Democracy Technologies: What does CitizenLab do?
Wietse van Ransbeeck: CitizenLab (now called go vocal) offers a community engagement and citizens participation platform for local governments, with two dimensions of participation. On the one hand, we have projects come to us from a city or local government, like “Hey, we are working on a new mobility plan, we are working on a climate action plan, or we want feedback on our budgets”. Cities use our tools to gather input, to collect ideas, run polls, do participatory budgeting, and so on. Secondly, there is a service in which citizens can come up with their own proposals. So, we support two ways of participation, top down and bottom up, which go hand in hand.
DT: What’s your understanding of participatory democracy?
van Ransbeeck: Our mission is to make decision-making more inclusive, more participatory and more responsive. Inclusive, like how many people we involve and what profiles these people have. Participatory, because where we are looking at the quality of the processes, the quality of the input and whether citizens can set the agenda. Thirdly, responsiveness. It’s good that governments have all that input, but our goal is that the community can also influence decisions and have an impact on the policies. These three components – inclusive, participatory responsive – are at the heart of how we make decisions at CitizensLab.
DT: What is your international scope?
van Ransbeeck: We are currently working with 300 governments worldwide, in Belgium, the Netherlands, France, UK, Denmark, Austria and Germany, but also in the US and Latin America. Our international organisation now has slightly over 40 people.
DT: What are typical participation projects that you do?
van Ransbeeck: It’s often cities wanting to roll-out a platform that is used by different departments, for instance, a mobility department with mobility projects or an urban planning department redesigning a square or planning a new park. But it’s also leaving room for citizens to come up with their own proposals for these projects and to put something on the agenda. Our ideal partners are medium-sized cities with populations from 40.000- 400.000 citizens. We aim for at least 5% of each municipality to actively participate.
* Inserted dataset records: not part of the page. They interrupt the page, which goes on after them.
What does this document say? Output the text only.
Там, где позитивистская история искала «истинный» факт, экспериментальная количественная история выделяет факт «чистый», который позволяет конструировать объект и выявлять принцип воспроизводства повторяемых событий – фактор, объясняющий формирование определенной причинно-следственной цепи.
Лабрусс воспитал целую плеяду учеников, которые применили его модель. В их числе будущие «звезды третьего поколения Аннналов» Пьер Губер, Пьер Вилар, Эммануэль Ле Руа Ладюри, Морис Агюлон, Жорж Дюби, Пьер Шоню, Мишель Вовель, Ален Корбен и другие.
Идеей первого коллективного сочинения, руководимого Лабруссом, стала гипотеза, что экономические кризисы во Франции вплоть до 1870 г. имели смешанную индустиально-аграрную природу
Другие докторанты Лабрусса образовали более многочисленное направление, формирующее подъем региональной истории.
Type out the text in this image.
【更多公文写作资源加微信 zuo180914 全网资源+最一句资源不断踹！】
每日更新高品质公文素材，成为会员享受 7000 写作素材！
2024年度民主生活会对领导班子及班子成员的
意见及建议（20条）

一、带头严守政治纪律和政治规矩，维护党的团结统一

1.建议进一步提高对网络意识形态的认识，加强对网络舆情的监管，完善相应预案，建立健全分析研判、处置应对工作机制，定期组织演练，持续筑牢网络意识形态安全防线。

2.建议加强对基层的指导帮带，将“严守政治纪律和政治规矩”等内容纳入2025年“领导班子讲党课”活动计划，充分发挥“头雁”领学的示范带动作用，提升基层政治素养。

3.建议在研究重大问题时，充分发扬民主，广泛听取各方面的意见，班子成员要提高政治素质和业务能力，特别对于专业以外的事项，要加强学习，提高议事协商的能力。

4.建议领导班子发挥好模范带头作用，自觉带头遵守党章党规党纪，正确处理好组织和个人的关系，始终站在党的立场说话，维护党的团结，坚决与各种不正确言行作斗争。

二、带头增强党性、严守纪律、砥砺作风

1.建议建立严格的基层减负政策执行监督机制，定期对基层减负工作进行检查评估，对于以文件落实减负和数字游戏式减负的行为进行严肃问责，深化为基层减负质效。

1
DT: Give us an example of your work that you are proud of …
van Ransbeeck: One of our clients is the City of Leuven in Belgium, with about 100.000 inhabitants. In 2019, the newly elected mayor opened up the entire multi-annual planning and strategic planning. They got a lot of online participation, with about 3,000 citizens sharing more than 2,000 ideas on the different chapters of this strategic plan. They then linked that to the objectives that the coalition had. The entire six-year budgetary planning has been done in a very participatory way.
“By the end of 2023 we want to have engaged more than 2.5 million citizens actively.“
Wietse van Ransbeeck, CitizenLab
DT: What are your next plans?
van Ransbeeck: One of our big projects is to launch an academy for citizens’ participation where we are going to digitalise all the expertise we have generated over the years. We would like to bring our know-how and experiences to an online academy for civil servants to build capacity and to train them. We are going to launch a new product and it’s going to be called ‘community insight’ which will better inform the decision-making and help governments to become more responsive using data. By the end of 2023 we want to have engaged more than 2.5 million citizens actively, meaning that they have expressed their voice via our platform. That is the goal that we are working towards right now.
DT: What do you think is needed most in the field of Democracy Technologies?
van Ransbeeck: Looking beyond your own reach or country and finding innovative best practices from other countries is a really important thing. There are some initiatives that I think we can do more of here in Europe, to exchange these best practices and to learn from each other. Not only looking at the shiny best practices but also the failures, the learnings and the real things we get out of it.
DT: What’s your advice to political professionals and public officials who want to start participation projects?
van Ransbeeck: It’s important to think about internal organisation first and to get people online. That is a key factor before you get started. Then finding a partner, on the one hand for technology, and on the other, to find the best practices, consulting and advisory and services on how to do this. The 2,000 ideas collected by the city of Leuven show that when you have collected all that input it takes a long time to actually see the different priorities. That’s why we have developed functionalities to use text analytics that find the different priorities and visualize them… It’s not just about collecting input, it’s what you do with the information to turn it into insight for decision-making.